呉羽梨

 

 

 

呉羽梨をもらう。(美味しい。あまい・・)

 

名前は聞いたことがあったし、食べたこともあったけれど、

(梨は福島)と擦り込まれているから、なんとなく

意識したことはなかった。

 

(呉羽梨は富山なんだ。少し調べてみよう)

 

 

 

 

 

明治時代のことだった。

 

富山の呉羽【くれは】丘陵の“土池弥次郎”という人が

呉羽の土は粘土質で、水の便が悪く、少しの日照りで

田んぼがすぐ干上がってしまうことに頭を痛めていた。

 

弥次郎は土地柄に合う作物を探していた。

いろいろ検討して、目にとまったのが “梨”。

東京から青梨を持ち帰り、自分の畑に植えてみたことから

『呉羽梨』は始まる・・

青梨はうまくいかなかったが。
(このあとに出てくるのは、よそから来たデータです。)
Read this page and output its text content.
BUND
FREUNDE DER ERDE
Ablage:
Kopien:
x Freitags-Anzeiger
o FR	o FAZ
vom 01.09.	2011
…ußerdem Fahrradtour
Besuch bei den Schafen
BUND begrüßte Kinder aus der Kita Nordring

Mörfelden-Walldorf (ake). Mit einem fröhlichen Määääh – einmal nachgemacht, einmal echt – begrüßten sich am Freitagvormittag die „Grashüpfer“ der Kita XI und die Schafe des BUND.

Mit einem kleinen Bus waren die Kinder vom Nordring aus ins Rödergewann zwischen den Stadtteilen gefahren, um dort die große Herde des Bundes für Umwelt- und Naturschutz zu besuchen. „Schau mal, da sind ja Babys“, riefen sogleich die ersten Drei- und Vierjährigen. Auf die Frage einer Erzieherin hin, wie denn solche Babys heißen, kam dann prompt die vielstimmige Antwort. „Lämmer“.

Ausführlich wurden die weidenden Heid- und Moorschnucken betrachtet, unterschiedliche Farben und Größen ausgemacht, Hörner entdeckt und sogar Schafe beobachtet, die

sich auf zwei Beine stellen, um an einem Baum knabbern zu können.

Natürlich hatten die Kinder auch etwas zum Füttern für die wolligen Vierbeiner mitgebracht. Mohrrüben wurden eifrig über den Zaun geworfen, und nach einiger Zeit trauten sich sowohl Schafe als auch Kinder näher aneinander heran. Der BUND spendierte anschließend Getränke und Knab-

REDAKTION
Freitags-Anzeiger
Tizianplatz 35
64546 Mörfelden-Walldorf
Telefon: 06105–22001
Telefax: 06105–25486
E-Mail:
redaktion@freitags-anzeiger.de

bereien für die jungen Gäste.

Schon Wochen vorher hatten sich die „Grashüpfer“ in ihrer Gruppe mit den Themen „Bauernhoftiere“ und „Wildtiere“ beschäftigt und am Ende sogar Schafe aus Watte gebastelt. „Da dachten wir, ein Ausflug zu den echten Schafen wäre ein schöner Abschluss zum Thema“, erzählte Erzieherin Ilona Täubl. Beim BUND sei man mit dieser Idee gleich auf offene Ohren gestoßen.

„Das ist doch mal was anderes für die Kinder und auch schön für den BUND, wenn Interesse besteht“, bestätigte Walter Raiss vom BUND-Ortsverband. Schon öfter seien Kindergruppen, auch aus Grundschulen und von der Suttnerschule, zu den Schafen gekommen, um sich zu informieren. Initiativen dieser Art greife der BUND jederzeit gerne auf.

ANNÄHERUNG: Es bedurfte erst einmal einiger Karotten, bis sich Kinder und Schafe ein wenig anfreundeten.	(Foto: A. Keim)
赤梨に切り換えて栽培を広めていった。

    ※青梨は20世紀梨に代表される緑掛かった梨、  赤梨は黄土色掛かった長十郎、幸水のような梨、

そして、今や全国ブランド。

 

(案外、一人の人物の想いと粘りが地域を変えるんだよな)

このような例が、世の中には時々ある。